At Wistia, we’re a huge fan of seamless paper backdrops. The possibilities are endless as far as color choices, and they’re a super simple way to infuse some personality and dimension to product shots, B-roll, and more.
If you want to try these backdrops out yourself, you may be wondering how to match the color of your backdrop to your brand colors or another color. Well — as you may have guessed from the title of this post — we’re here to help!
If you’ve tried to match your backdrop and had some issues, no worries. We’ve been there too, obsessing in the editing room over whether this blue is just a smidge too teal. It just takes a little bit of playing around to get it right. Here’s the process we follow to get that perfect backdrop color every time.
First, make sure your backdrop is evenly lit and properly exposed. You’ll also need to check that your camera is white-balanced to match your lights. For us, our lights are daylight-balanced, which means we need to set our white balance to daylight.
Next, we’ll open Adobe Premiere. We want to create a solid of the exact color we’re trying to replicate; having a hex value is super handy at this point. Place the solid at the end of the timeline and click Comparison view in the Viewer window. This will allow you to directly compare the footage of your backdrop and the solid color you’re trying to match it with.
Open the Lumetri color panel. Under the Curves tab, you can use the eyedropper within the Hue vs. Hue tool to choose which color you want to adjust. Moving the pin selection nudges the color different ways on the color spectrum and allows you to keep assessing whether you’re moving closer or further away from your target.

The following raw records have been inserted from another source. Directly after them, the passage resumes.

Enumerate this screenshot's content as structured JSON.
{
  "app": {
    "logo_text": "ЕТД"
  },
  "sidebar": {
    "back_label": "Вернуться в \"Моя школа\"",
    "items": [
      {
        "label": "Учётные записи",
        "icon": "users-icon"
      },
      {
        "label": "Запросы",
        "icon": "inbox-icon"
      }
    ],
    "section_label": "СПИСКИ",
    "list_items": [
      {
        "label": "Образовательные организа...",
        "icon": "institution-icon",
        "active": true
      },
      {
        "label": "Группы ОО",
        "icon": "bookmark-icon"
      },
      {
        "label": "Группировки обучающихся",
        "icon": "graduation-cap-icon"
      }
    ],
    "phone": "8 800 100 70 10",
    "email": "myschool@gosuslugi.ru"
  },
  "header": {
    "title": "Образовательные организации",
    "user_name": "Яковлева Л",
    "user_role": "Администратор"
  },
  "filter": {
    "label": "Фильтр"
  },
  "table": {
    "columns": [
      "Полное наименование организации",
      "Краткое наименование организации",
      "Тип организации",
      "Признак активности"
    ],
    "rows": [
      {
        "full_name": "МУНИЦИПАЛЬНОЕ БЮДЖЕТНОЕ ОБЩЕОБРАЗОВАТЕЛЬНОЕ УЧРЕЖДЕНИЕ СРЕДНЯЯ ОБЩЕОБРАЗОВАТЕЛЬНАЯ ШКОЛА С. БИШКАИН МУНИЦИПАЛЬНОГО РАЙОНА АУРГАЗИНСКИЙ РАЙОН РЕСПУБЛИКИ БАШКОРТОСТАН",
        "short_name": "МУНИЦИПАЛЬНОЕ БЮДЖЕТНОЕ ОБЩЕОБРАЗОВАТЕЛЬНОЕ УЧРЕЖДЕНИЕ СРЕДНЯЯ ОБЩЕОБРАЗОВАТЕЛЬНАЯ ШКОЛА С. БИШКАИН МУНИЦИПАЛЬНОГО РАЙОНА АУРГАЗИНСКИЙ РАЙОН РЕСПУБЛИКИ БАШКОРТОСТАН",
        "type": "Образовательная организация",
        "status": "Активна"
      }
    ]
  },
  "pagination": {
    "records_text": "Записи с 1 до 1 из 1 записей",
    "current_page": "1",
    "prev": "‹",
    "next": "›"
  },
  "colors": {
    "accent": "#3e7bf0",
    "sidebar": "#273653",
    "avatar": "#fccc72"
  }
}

The Comparison view is super helpful in terms of matching colors, but Scopes just might blow your mind. Try going to the Lumetri Scopes tab and enabling RGB Parade. RGB stands for red, green, and blue and shows three separate scopes for each color channel. The scopes show in Comparison view, with the solid color on the right and your existing footage on the left.
The idea with RGB Parade is to match the red, green, and blue values from the backdrop as closely as you can to the intended color solid. You can also use Hue vs. Saturation to boost or take away color or Hue vs. Luma to brighten or darken the color.
Each of these tools have their own individual effect on the RGB values; you’ll have to keep experimenting until you feel like you’ve gotten it right. There’s no wrong way to do this — just keep going until you feel perfectly satisfied with your color.
That’s it: Those are the steps you need to color match your backdrops! Over time, you’ll become a natural at knowing what tweaks you need to make to get your colors where you’re trying to go.